When building and engaging in a project, stakeholders play an important role in the outcome of the project. To be frank, without stakeholders, there cannot be a project.
Stakeholders are essentially people who have an interest in and are affected positively or negatively by a current project. Stakeholders can be represented by an individual or an organisation; and the engagement between a stakeholder/company or and individual is crucial.
Project stakeholders can be separated into two types:
• Internal stakeholders
• External stakeholders
The person identified as an internal stakeholder is poised with the task of juggling a whole range of requirements coming from the client organisations, which then results in them becoming a subject of many different influences which may affect the project. These include: Employees, Owners, Managers, Board of Directors and Shareholders.
External stakeholders are not associated with the client organisation, however they have a keen interest in the project. These will include: Suppliers, Customers, Investors, Government and Regulatory Authorities.
As there can be challenges when it comes to managing external stakeholders as it usually involves a number of people, as well as their levels of power being much different than internal stakeholders, understanding how to identify the key stakeholders that will help to prioritise management resources will be beneficial.
Managing stakeholders takes place each day during the project. Candidates who seek a career in project management must have strong communication skills, being able to meet their needs and expectations, whilst addressing issues and judging appropriate stakeholder management. You need to develop appropriate strategies to work with the stakeholders and execute the project. Once team members have decided which stakeholder plan and approach to use, there are three steps they are advised to take.
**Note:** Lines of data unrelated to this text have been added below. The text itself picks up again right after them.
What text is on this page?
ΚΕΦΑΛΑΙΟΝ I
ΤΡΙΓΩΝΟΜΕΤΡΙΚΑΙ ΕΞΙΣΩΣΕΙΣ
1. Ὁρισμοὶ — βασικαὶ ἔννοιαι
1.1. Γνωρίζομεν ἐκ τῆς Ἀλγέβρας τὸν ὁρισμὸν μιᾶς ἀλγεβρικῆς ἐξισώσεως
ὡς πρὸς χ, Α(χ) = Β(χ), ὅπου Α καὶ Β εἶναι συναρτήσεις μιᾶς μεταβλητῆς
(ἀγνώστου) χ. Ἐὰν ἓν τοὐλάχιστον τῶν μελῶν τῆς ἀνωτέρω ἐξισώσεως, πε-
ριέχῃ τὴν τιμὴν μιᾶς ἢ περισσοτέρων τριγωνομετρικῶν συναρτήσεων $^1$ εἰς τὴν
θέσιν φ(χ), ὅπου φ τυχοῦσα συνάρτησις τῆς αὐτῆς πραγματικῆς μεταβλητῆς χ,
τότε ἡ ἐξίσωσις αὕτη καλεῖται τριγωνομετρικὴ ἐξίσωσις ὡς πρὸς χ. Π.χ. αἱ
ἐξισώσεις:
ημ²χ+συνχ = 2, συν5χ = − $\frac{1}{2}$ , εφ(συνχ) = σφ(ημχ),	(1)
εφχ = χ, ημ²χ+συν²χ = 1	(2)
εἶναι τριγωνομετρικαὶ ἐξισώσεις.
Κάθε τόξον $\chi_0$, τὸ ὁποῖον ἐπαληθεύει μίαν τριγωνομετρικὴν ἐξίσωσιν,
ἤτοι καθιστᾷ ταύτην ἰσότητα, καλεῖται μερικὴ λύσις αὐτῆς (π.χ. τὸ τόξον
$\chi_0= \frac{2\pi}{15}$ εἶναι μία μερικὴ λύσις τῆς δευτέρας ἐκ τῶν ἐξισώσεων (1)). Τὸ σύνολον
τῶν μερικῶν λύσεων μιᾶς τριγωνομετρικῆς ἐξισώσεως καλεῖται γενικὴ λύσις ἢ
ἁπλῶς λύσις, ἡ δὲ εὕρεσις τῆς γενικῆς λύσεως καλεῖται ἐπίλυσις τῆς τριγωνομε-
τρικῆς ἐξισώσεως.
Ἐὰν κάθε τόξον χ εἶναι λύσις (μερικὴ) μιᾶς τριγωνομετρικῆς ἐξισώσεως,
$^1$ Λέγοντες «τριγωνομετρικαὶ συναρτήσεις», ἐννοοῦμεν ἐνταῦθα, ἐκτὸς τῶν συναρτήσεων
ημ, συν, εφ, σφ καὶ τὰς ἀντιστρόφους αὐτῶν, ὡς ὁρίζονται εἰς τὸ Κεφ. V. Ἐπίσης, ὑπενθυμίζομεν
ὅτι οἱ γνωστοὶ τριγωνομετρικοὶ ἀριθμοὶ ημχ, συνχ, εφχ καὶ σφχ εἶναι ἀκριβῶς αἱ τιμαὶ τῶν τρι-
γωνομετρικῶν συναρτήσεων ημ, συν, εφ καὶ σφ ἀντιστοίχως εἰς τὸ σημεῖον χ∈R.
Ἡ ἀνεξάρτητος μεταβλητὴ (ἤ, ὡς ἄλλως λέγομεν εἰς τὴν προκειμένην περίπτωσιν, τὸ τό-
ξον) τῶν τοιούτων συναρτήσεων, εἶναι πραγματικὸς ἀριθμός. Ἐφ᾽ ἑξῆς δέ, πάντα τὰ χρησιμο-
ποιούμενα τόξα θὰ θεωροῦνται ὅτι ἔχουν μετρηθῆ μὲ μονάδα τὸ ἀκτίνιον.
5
Involve stakeholders throughout the project – Stakeholder management begins by involving relevant stakeholders throughout the project. As they are going to be a part of the project from beginning to end, it’s important to keep them up to date with the process and make them feel valued. By doing this, you ensure that you are constantly taking into account their wants, needs and expectations – minimising the risk of disagreement or last minute changes influencing the overall cost.
Effective communication is key – Communication is perhaps the most important skill you should have when it comes to project management. Without clear and effective communication, stakeholder involvement will not be possible. Regular meetings throughout the process will be beneficial. This could begin with a ‘kick-off meeting’, followed by a ‘project status meeting’ in the middle, then ending with a ‘project review’.
Document each stakeholder’s roles and needs - Whilst stakeholders are having their input and the project is progressing, it is a good idea to have this information down in a document or spreadsheet. This will help the person overseeing the project to keep on top of everyone’s roles and responsibilities; making changes or delegating when necessary. These steps help you ensure the project goes in the right direction.
Whilst stakeholders are important to the outcome of a project, the way you communicate and involve them is also vital to the success of failure of the project. By implementing the three step process and strategic stakeholder analysis to match, this increases chances of success. Building good relationships is necessary in project management, and engaging with influential groups increases the chances of success.